- Interactive map of Ice Age Fossils State Park
- Location: North Las Vegas, Nevada, United States
- Coordinates: 36°19′07″N 115°12′22″W﻿ / ﻿36.31861°N 115.20611°W
- Area: 315 acres (127 ha)
- Established: 2017
- Etymology: Ice age-era fossils found in the area
- Operator: Nevada Division of State Parks
- Open: Weekends 8am - 4:30pm
- Designation: Nevada state park
- Website: Official website

= Ice Age Fossils State Park =

State park in North Las Vegas, Nevada, United States

Ice Age Fossils State Park is a 315-acre state park in North Las Vegas, Nevada, United States, on the northernmost fringe of the metropolitan area. It is located adjacent to the Tule Springs Fossil Beds National Monument near Willie McCool Regional Park. The park saw its grand opening on January 20, 2024.

==History==
Ice Age Fossils State Park was announced in January 2017 as part of Governor Brian Sandoval's $15 million "Explore Your Nevada" initiative. The grand opening of the visitor center and the park was January 20th, 2024. The park plans on adding to the visitor experience by adding a parking lot with restrooms near the Big Dig Trailhead and building a fossil repository and lab space behind the visitor center.
The park originally was to be named Tule Springs State Park, but was named Ice Age Fossils State Park to avoid confusion with the Tule Springs Fossil Beds National Monument.

The park is located on land that was wetlands during the last Ice Age of Prehistoric Nevada between roughly 100,000 to 11,700 years ago. It is the site of excavations of fossils from animals that called this area home, such as Columbian mammoths, American lions, dire wolves, saber-toothed cats, ancient bison, camels, ground sloths, horses, and llamas.
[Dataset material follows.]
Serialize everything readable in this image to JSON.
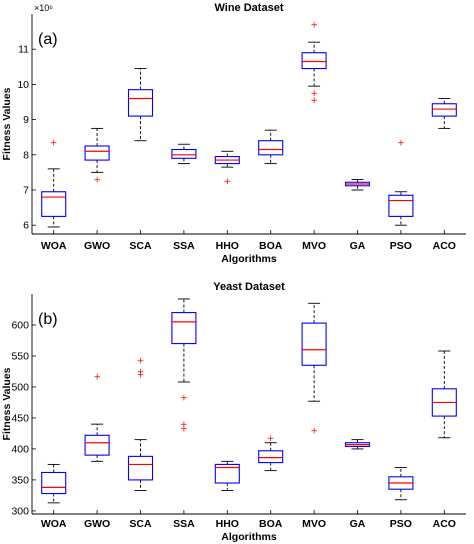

These animals and more have been found during the 1962–1963 "Big Dig" excavation and over the 120 year history of scientific exploration in the area.

==Vegetation==
Rare bear poppies among other endemic plant species can be found within the park.

==Activities and amenities==
The park features a visitor center and network of trails leading to fossil beds and archaeological sites.